MIT engineers are revolutionizing household robotics by incorporating large language models (LLMs) to imbue robots with common sense. Traditionally, household robots learn tasks through human imitation, leading to difficulties in handling real-world interruptions or mistakes without starting over. MIT’s approach integrates LLMs with robot motion data to provide robots with common sense knowledge, allowing them to adapt to disruptions within tasks.
The innovative technique developed by MIT enables robots to break down tasks into smaller sub-tasks, empowering them to continue tasks despite interruptions without manual intervention. Yanwei Wang, a graduate student at MIT’s EECS department, highlights the limitations of blindly mimicking human motion trajectories, which can accumulate errors and disrupt task execution. However, with their method, robots can self-correct errors and enhance task success.
“Imitation learning is a mainstream approach enabling household robots. But suppose a robot is blindly mimicking a human’s motion trajectories. In that case, tiny errors can accumulate and eventually derail the rest of the execution,” explained Yanwei Wang.
“With our method, a robot can self-correct execution errors and improve overall task success,” he added. To test their idea, the researchers demonstrated their latest technique by scooping marbles from one bowl and pouring them into another.
To validate their approach, the researchers demonstrated their technique by teaching a robot to scoop marbles from one bowl and pour them into another. Unlike traditional methods where robots imitate one continuous trajectory, MIT’s approach recognizes tasks as a series of smaller actions or paths. This necessitates breaking tasks into subtasks and tracking them, a task efficiently accomplished by deep learning models, particularly LLMs.
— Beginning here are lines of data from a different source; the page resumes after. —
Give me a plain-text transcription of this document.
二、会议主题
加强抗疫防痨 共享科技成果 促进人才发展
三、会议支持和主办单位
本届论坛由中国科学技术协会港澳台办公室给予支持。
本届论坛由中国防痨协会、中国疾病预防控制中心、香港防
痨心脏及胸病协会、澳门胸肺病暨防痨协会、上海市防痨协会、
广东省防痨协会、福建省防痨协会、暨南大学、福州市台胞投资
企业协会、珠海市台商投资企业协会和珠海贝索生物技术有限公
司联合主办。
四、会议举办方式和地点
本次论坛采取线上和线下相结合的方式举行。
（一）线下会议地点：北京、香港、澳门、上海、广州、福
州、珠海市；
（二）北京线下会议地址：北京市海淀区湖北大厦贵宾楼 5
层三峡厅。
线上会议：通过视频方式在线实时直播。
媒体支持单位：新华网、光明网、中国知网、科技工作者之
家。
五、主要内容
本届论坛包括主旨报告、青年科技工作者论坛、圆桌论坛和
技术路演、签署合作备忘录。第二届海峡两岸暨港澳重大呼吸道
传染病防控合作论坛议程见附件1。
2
The team’s method involves linking a robot’s physical location or image data representing its state with natural language labels assigned to specific subtasks using an LLM, a process termed “grounding.” This enables the robot to independently execute tasks using its new “grounding” classifiers, demonstrating resilience to disturbances such as gentle nudging and the ability to self-correct.
One of the key advantages of MIT’s approach is its ability to translate training data from teleoperation systems into robust robot behavior capable of complex tasks despite external perturbations. By leveraging LLMs and grounding algorithms, the need for human programming or additional demonstrations to recover from failures is eliminated, significantly enhancing the adaptability and autonomy of household robots.
“With our method, when the robot is making mistakes, we don’t need to ask humans to program or give extra demonstrations of how to recover from failures,” Wang says. “That’s super exciting because there’s a huge effort now toward training household robots with data collected on teleoperation systems. Our algorithm can now convert that training data into robust robot behavior that can do complex tasks despite external perturbations.”
MIT’s groundbreaking research represents a significant advancement in household robotics by equipping robots with common sense capabilities through the integration of LLMs. Their innovative approach not only enables robots to handle interruptions and errors seamlessly but also reduces reliance on manual intervention, paving the way for more efficient and autonomous household assistants.